On 9/14/21 1:06 PM, Owen DeLong wrote:
On Sep 14, 2021, at 12:58 , Michael Thomas <m...@mtcc.com
<mailto:m...@mtcc.com>> wrote:
On 9/14/21 5:37 AM, Eliot Lear wrote:
8+8 came *MUCH* later than that, and really wasn't ready for prime
time. The reason we know that is that work was the basis of LISP
and ILNP. Yes, standing on the shoulders of giants. And there
certainly were poor design decisions in IPv6, bundling IPsec being
one. But the idea that operators were ignored? Feh.
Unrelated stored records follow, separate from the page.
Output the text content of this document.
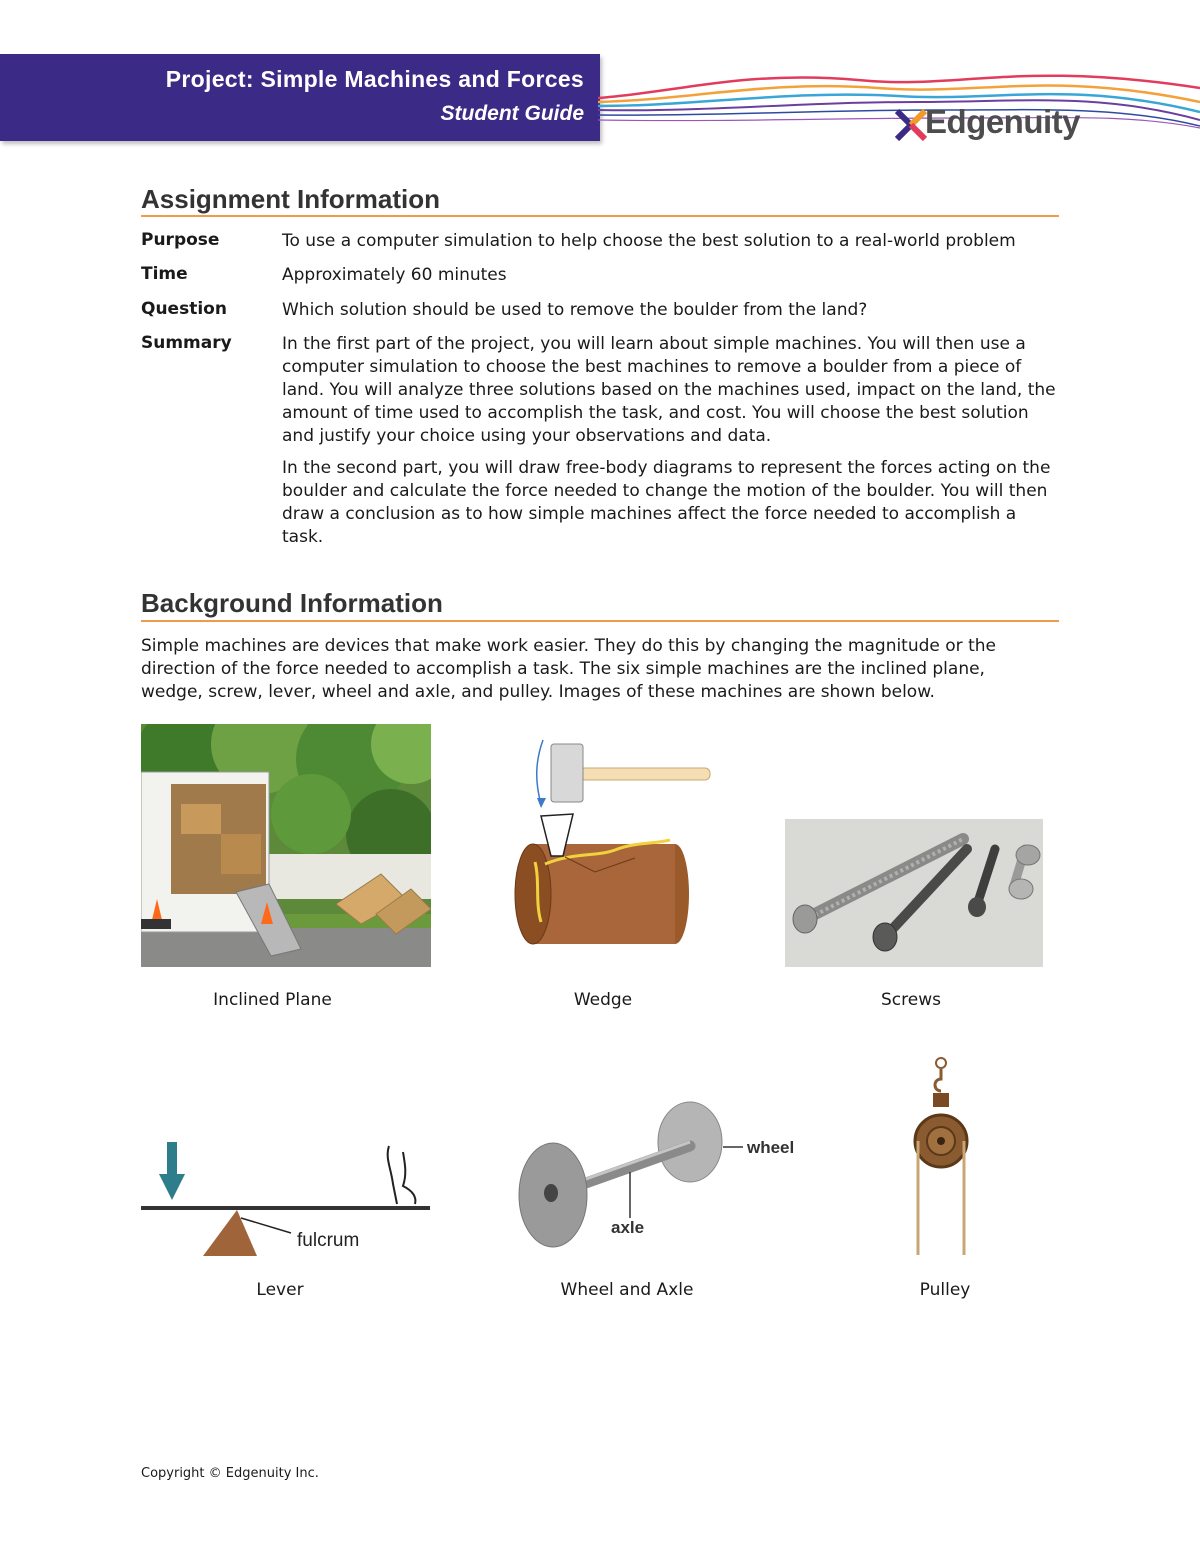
Project: Simple Machines and Forces
Student Guide	Edgenuity
Assignment Information
Purpose	To use a computer simulation to help choose the best solution to a real-world problem
Time	Approximately 60 minutes
Question	Which solution should be used to remove the boulder from the land?
Summary	In the first part of the project, you will learn about simple machines. You will then use a computer simulation to choose the best machines to remove a boulder from a piece of land. You will analyze three solutions based on the machines used, impact on the land, the amount of time used to accomplish the task, and cost. You will choose the best solution and justify your choice using your observations and data.
In the second part, you will draw free-body diagrams to represent the forces acting on the boulder and calculate the force needed to change the motion of the boulder. You will then draw a conclusion as to how simple machines affect the force needed to accomplish a task.
Background Information
Simple machines are devices that make work easier. They do this by changing the magnitude or the direction of the force needed to accomplish a task. The six simple machines are the inclined plane, wedge, screw, lever, wheel and axle, and pulley. Images of these machines are shown below.
Inclined Plane	Wedge	Screws
fulcrum
Lever
wheel
axle
Wheel and Axle	Pulley
Copyright © Edgenuity Inc.
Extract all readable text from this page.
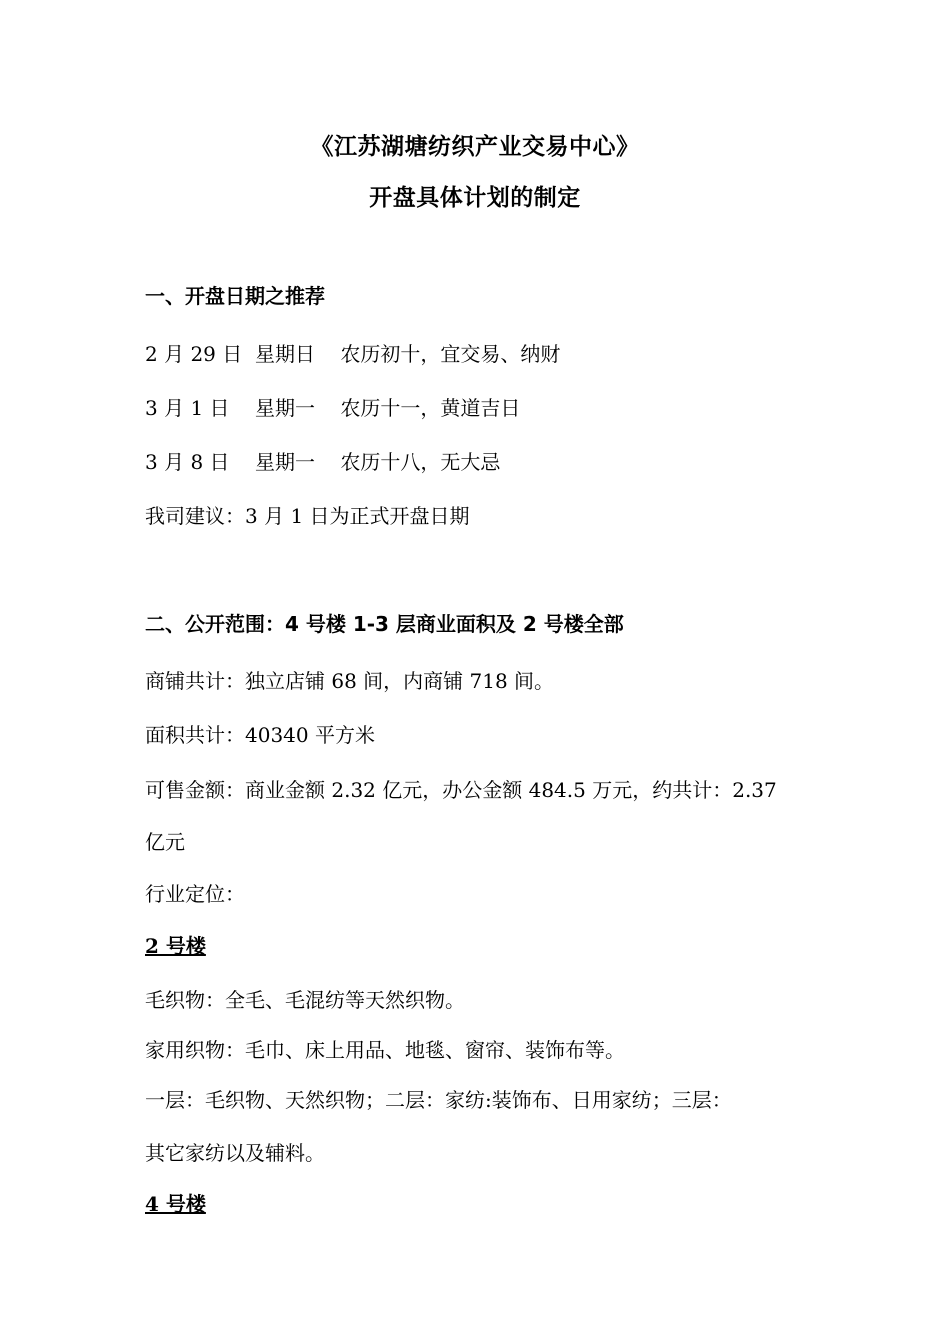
《江苏湖塘纺织产业交易中心》
开盘具体计划的制定
一、开盘日期之推荐
2 月 29 日  星期日    农历初十，宜交易、纳财
3 月 1 日    星期一    农历十一，黄道吉日
3 月 8 日    星期一    农历十八，无大忌
我司建议：3 月 1 日为正式开盘日期
二、公开范围：4 号楼 1-3 层商业面积及 2 号楼全部
商铺共计：独立店铺 68 间，内商铺 718 间。
面积共计：40340 平方米
可售金额：商业金额 2.32 亿元，办公金额 484.5 万元，约共计：2.37
亿元
行业定位：
2 号楼
毛织物：全毛、毛混纺等天然织物。
家用织物：毛巾、床上用品、地毯、窗帘、装饰布等。
一层：毛织物、天然织物；二层：家纺:装饰布、日用家纺；三层：
其它家纺以及辅料。
4 号楼
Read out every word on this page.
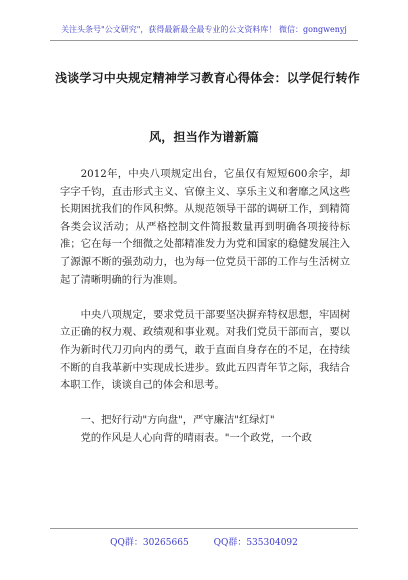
关注头条号"公文研究"，获得最新最全最专业的公文资料库！ 微信：gongwenyj
浅谈学习中央规定精神学习教育心得体会：以学促行转作
风，担当作为谱新篇

2012年，中央八项规定出台，它虽仅有短短600余字，却字字千钧，直击形式主义、官僚主义、享乐主义和奢靡之风这些长期困扰我们的作风积弊。从规范领导干部的调研工作，到精简各类会议活动；从严格控制文件简报数量再到明确各项接待标准；它在每一个细微之处都精准发力为党和国家的稳健发展注入了源源不断的强劲动力，也为每一位党员干部的工作与生活树立起了清晰明确的行为准则。

中央八项规定，要求党员干部要坚决摒弃特权思想，牢固树立正确的权力观、政绩观和事业观。对我们党员干部而言，要以作为新时代刀刃向内的勇气，敢于直面自身存在的不足，在持续不断的自我革新中实现成长进步。致此五四青年节之际，我结合本职工作，谈谈自己的体会和思考。

一、把好行动"方向盘"，严守廉洁"红绿灯"

党的作风是人心向背的晴雨表。"一个政党，一个政

QQ群：30265665	QQ群：535304092
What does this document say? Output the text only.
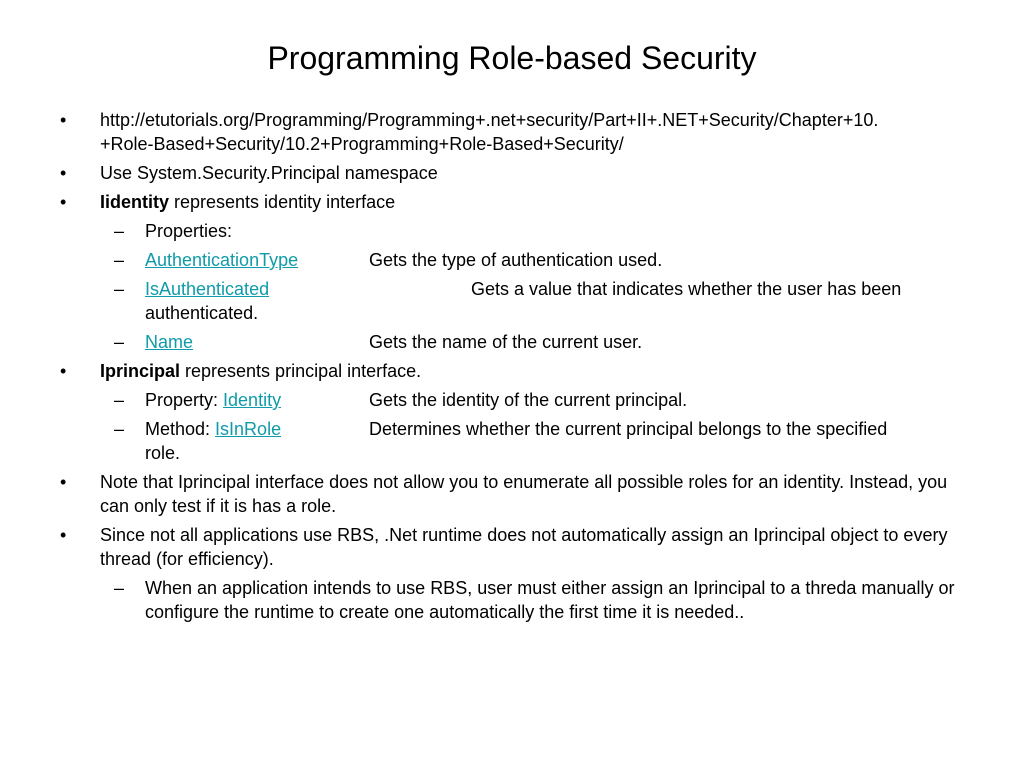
Programming Role-based Security
• http://etutorials.org/Programming/Programming+.net+security/Part+II+.NET+Security/Chapter+10.
+Role-Based+Security/10.2+Programming+Role-Based+Security/
• Use System.Security.Principal namespace
• Iidentity represents identity interface
– Properties:
– AuthenticationType	Gets the type of authentication used.
– IsAuthenticated	Gets a value that indicates whether the user has been
authenticated.
– Name	Gets the name of the current user.
• Iprincipal represents principal interface.
– Property: Identity	Gets the identity of the current principal.
– Method: IsInRole	Determines whether the current principal belongs to the specified
role.
• Note that Iprincipal interface does not allow you to enumerate all possible roles for an identity. Instead, you can only test if it is has a role.
• Since not all applications use RBS, .Net runtime does not automatically assign an Iprincipal object to every thread (for efficiency).
– When an application intends to use RBS, user must either assign an Iprincipal to a threda manually or configure the runtime to create one automatically the first time it is needed..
I wasn't there at actual meetings at the time but I find the notion
that operators were ignored pretty preposterous too. There was a
significant amount of bleed over between the two as I recall from
going to Interop's. What incentive do vendors have to ignore their
customers? Vendors have incentive to listen to customer requirements
and abstract them to take into account things can't see on the
outside, but to actually give the finger to them? And given how small
the internet community was back while this was happening, I find it
even more unlikely.
You’d be surprised… Vendors often get well down a path before exposing
enough information to the community to get the negative feedback their
solution so richly deserves. At that point, they have rather strong
incentives to push for the IETF adopting their solution over customer
objections because of entrenched code-base and a desire not to go back
and explain to management that the idea they’ve been working on for
the last 6 months is stillborn.
But we're talking almost 30 years ago when the internet was tiny. And
it's not like operators were some fount of experience and wisdom back
then: everybody was making it up along the way including operators which
barely even existed back then. I mean, we're talking about the netcom
days here. That's why this stinks of revisionist history to me.